What a farked up deal, the rep should have asked the judges at their meeting if anyone was against it, and that judge should have been a table captain or removed all together.

Once again KCBS at it's finest........
 
Our KCBS rep last week told us at the cooks meeting that if you are using Romaine, the judge can either refuse to sample the turn in, or mark down your score for submitting Romaine.

I thought it was the most preposterous thing I've heard at a cooks meeting.

Its either legal garnish or its not. Isnt that the extent of what judges are instructed to judge?

and what if some dink thinks your kale is romaine

Yep. You beat me to it. We were told KCBS did a press release on this issue? I haven’t looked for it yet. Anybody see this? I’m really curious how this message was conveyed down to the judges as the rep mentioned it would be explained at the judges meeting. How does a judge score down for something they are unwilling to sample? What suffers, taste? Tenderness?
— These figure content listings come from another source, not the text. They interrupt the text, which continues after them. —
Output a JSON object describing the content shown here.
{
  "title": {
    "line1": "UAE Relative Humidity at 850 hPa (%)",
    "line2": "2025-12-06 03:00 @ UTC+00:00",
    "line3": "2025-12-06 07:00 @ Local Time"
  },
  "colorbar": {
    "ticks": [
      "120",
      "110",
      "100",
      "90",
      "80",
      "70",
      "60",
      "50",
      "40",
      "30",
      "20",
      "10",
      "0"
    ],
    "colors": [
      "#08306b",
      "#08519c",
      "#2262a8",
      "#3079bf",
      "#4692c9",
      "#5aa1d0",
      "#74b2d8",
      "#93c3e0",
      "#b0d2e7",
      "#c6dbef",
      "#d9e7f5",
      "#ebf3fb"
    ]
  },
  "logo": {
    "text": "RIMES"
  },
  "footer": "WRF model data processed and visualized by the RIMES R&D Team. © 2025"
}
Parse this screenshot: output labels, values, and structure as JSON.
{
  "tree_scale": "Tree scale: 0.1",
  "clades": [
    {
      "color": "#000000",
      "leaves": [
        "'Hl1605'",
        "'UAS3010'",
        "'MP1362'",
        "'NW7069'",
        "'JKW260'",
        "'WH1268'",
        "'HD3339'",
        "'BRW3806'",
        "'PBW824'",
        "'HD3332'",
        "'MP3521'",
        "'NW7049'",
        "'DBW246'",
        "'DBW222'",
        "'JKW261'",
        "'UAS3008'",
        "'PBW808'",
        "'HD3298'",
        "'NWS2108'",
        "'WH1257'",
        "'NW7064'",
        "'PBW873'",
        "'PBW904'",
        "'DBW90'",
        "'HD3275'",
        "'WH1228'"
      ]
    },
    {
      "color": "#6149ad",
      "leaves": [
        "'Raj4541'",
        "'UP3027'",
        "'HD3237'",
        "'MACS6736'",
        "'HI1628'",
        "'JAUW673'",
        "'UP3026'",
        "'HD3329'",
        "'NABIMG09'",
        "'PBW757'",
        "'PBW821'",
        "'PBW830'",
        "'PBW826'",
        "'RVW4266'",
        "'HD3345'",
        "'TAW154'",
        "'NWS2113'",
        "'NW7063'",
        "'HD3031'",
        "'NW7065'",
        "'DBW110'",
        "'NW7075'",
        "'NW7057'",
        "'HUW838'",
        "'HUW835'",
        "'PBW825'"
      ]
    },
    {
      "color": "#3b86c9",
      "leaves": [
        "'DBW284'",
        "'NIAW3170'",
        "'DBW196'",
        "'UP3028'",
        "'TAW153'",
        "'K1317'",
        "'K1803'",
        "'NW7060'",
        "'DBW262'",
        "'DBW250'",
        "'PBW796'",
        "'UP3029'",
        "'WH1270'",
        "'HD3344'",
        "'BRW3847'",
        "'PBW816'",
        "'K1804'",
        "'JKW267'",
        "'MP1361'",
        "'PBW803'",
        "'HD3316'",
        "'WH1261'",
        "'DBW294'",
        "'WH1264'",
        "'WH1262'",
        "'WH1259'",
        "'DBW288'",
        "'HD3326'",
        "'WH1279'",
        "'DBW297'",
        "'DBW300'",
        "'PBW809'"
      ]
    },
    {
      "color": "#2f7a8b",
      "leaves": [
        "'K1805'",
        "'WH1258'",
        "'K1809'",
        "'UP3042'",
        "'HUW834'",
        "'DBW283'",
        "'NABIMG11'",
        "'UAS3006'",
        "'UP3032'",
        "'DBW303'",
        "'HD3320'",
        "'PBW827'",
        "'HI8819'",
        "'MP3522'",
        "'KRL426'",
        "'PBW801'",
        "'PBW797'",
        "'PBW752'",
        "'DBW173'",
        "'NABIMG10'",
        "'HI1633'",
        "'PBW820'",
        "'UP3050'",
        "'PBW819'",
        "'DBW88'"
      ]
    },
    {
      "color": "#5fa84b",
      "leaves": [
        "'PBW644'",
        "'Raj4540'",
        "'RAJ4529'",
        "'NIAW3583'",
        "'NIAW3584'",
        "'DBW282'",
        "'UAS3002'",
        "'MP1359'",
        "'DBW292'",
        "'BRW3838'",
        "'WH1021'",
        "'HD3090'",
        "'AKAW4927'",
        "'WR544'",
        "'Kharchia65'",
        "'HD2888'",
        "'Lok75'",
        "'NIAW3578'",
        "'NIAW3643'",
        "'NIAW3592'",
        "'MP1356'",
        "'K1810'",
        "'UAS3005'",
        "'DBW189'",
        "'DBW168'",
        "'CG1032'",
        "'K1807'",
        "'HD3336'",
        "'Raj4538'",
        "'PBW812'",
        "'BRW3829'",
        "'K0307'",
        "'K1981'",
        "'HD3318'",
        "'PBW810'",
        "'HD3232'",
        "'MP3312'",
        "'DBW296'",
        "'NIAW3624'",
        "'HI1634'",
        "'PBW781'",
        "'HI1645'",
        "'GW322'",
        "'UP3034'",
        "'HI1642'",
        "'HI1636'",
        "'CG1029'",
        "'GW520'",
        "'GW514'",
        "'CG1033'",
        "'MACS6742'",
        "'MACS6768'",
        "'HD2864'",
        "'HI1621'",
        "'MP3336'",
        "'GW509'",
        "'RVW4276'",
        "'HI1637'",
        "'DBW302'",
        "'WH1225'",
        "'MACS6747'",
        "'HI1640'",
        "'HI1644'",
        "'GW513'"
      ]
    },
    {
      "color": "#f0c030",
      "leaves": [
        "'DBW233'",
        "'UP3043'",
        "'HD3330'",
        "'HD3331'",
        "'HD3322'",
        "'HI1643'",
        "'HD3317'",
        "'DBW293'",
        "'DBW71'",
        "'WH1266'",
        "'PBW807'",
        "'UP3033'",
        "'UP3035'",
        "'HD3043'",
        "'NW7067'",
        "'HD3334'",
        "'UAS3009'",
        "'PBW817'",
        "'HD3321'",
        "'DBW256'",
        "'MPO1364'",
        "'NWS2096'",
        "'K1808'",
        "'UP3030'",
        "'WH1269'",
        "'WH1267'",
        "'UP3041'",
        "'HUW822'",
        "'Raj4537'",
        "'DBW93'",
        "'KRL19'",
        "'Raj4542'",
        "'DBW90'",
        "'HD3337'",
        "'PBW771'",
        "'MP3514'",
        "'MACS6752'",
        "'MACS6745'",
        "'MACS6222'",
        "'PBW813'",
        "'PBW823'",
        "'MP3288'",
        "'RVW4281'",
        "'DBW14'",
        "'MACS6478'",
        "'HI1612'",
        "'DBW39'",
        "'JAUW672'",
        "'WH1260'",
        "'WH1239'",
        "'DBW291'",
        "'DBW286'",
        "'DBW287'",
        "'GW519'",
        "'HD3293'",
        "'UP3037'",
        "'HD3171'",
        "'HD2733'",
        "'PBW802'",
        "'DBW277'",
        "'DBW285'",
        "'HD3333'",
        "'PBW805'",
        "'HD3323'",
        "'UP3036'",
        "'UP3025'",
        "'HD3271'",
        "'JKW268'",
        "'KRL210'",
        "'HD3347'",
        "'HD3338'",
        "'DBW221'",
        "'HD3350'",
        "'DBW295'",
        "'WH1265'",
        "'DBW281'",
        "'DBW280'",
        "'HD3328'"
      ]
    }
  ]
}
So yeah, I’d advise not using romaine...
 
The rules state fresh green lettuce. So there should be no problem.
 
The issue with romaine was detected and addressed back in April. I'd be surprised if any of that product is still on the market and more surprised if any bbq cooks would use something that old as garnish.
To the original post, I used to use chopped romaine to establish some height in the box, place the meat on top of that and then parsley to trim the box. Kale has replaced that technique altogether.
 
The reps at Westmont, IL last weekend announced that there is no concern about lettuce any longer.
 
Just another situation where folks think that the quality of BBQ is determined by grass in the turn in box.

Nothing to do with quality. The concern was for the safety of the cooks and judges in light of the recalls. I would rather they be overly cautious than have someone get ill.